P(data | hyp) ≠ P(hyp | data).
The term “pet” is particularly apt in the case of yesterday’s PBS “Here and Now” interview on animal DNA analysis in forensic science. The program’s host interviewed WBUR’s Vicki Croke, who has written an engaging and informative account of “Pet CSI: How Dog and Cat DNA Nabs Bad Guys.” She begins with the following case:
On Sept. 14, 2000, Wayne Shumaker, 58, Corby Myer, 30, and Lynn Ganger, 54—three carpenters building a barn loft at an upscale property near Lakeville, Indiana—were bound and shot execution style during an armed robbery. Less than two years later, the triggerman in the case, Phillip Stroud, was found guilty on all three counts of murder and sentenced to life in prison. The criminal was done in—at least in part—by the dog droppings he had stepped in during the commission of the crime. It turns out that dog feces not only messed up his sneakers, but his defense too. It was a simple mistake that was exploited by the prosecution using some new and very sophisticated science. Samples from Stroud’s sneakers were compared to dog feces at the barn. Through DNA analysis (as they exit, feces snag DNA-carrying epithelial cells from the colon), the specimens turned out to be a perfect match—proof positive that the defendant had been present at the scene of the crime.In the interview, Ms. Croke elaborated on "proof positive" as follows:
[T]he lab needs to calculate probabilities. How common is this particular pattern of DNA in the wider population? In other words, how likely is it that this hair could have come from any other dog or cat than the one linking the criminal to the crime? In the triple murder case we were talking about, the probability that the feces on the suspect’s sneaker came from any other dog than the one at the scene of the crime was one in ten billion!Here and Now's webpage thus refers to "a probability test to determine how likely it is that the DNA comes from any other animal in the area."
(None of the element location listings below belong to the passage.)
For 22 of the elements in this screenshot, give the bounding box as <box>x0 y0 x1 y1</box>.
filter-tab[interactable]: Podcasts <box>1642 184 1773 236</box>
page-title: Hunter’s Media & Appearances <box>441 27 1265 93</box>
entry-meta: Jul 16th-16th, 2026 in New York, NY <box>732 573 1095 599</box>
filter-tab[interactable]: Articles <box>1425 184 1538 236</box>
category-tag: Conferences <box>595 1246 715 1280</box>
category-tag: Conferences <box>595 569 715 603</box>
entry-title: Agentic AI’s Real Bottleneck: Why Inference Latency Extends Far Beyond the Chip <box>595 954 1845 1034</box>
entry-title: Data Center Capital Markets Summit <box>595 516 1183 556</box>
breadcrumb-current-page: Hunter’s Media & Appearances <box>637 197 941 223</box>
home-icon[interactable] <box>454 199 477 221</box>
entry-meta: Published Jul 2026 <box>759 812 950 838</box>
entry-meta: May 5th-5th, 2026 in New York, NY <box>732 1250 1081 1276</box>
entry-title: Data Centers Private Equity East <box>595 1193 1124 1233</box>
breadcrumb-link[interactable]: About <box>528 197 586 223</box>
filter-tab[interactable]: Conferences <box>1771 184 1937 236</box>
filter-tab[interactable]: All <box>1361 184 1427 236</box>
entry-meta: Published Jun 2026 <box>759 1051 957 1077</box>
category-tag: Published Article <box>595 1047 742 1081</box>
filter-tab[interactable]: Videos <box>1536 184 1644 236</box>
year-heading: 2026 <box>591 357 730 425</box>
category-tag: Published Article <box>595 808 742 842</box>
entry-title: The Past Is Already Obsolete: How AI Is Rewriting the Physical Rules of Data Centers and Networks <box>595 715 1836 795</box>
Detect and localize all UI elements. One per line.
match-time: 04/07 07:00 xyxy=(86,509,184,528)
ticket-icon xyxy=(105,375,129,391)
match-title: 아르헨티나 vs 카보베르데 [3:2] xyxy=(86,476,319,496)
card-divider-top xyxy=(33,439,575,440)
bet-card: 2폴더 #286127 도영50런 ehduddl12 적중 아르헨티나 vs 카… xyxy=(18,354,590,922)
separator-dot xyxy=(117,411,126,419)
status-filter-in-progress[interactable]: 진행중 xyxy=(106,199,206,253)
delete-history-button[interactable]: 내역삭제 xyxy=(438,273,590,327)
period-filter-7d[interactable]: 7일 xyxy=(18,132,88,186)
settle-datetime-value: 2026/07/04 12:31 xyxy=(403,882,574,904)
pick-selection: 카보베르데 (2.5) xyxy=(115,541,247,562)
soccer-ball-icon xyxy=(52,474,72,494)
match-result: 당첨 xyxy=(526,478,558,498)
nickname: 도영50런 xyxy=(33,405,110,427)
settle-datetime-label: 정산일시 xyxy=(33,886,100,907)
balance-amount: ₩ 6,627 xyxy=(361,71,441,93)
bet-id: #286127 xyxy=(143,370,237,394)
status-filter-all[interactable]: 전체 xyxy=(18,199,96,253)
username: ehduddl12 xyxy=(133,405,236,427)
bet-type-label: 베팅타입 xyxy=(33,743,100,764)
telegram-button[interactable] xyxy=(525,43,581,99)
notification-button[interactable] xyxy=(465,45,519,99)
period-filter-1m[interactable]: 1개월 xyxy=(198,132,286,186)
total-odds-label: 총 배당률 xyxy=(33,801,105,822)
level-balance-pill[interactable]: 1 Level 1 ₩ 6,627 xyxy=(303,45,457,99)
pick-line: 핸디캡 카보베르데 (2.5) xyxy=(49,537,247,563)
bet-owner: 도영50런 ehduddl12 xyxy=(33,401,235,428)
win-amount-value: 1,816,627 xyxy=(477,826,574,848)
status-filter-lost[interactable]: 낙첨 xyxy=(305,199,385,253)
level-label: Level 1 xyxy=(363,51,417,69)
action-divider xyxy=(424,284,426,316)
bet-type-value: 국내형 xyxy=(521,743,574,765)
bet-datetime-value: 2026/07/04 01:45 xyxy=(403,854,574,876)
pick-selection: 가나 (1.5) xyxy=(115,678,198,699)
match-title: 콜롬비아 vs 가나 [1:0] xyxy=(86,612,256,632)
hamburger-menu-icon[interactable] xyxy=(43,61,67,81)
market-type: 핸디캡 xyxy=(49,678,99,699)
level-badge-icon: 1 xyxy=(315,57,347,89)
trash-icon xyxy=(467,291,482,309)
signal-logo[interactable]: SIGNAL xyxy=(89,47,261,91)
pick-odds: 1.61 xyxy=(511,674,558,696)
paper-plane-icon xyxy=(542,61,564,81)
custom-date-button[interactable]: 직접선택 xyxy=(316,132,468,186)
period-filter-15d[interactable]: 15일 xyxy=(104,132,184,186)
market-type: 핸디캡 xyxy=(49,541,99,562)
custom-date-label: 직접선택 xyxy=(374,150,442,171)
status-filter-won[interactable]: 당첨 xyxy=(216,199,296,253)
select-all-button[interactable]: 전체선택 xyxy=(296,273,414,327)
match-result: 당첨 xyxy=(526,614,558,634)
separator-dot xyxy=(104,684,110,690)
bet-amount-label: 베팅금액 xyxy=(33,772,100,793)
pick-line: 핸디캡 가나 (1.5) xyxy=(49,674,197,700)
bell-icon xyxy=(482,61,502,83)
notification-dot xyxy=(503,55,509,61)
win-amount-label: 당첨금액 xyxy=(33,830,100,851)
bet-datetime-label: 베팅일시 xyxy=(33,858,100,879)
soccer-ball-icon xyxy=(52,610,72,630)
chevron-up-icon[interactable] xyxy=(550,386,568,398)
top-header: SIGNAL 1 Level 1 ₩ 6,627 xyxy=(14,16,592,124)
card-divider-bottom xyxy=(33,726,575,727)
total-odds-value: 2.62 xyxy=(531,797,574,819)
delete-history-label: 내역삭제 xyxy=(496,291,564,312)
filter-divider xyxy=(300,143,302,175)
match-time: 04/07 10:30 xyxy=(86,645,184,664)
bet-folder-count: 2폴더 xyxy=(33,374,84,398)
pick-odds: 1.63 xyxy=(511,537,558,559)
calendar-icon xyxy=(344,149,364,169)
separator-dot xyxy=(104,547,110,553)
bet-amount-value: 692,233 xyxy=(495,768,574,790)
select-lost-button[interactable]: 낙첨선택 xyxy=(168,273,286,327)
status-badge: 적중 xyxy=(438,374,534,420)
These characterizations are fairly typical examples of transposition. The data in the triple-murder case are the pair of DNA profiles that are said to match. The hypothesis is that the source of the sneaker DNA is a different dog. We’ll call this the defense hypothesis, def-hyp. Assuming no laboratory error in profiling ever occurs, the probability of the data—the matching profiles—given that they came from different (and unrelated) dogs is the frequency of the profile in the “wider population.” Let’s assume that one in ten billion is a good estimate of that probability. That is,
P(data | def-hyp) = 1/10,000,000,000.
Is “the probability that the [DNA] came from any of other dog” also 1/10,000,000,000? Not exactly. This probability is P(def-hyp | data). According to Bayes' rule, it depends not only on P(data | def-hyp), but also on two additional probabilities. For one thing, we need to know the probability of the data given the prosecution’s hypothesis, P(data | pros-hyp). This probability is 1 (if the lab is certain to declare a match when the two samples really contain the same dog's DNA).
Another factor to consider is the prior probability of the defense hypothesis, P(def-hyp). How many alternative dogs could have been crossing defendant’s paths in the weeks before the murder? One thousand seems like a lot. If we take the prior odds for the defense hypothesis to be 1,000:1, then the match to the dog doodoo in the barn reduces these odds to 1,000:10,000,000,000 = 1:10,000,000.
What the moral? Transposition is wrong, but almost everybody, from journalists to jurors, does it. A DNA match to a random, unrelated dog may be a one in ten-billion event, but it does not follow that the probability that defendant stepped on stuff from an unrelated dog is one is ten billion. That said, if the random-match probability is as infinitesimal as one in ten billion, the probability of the defense hypothesis (about an unrelated dog being the source of a true match) is still doggone small. Transposition should be avoided, but it is not always the most grievous of errors.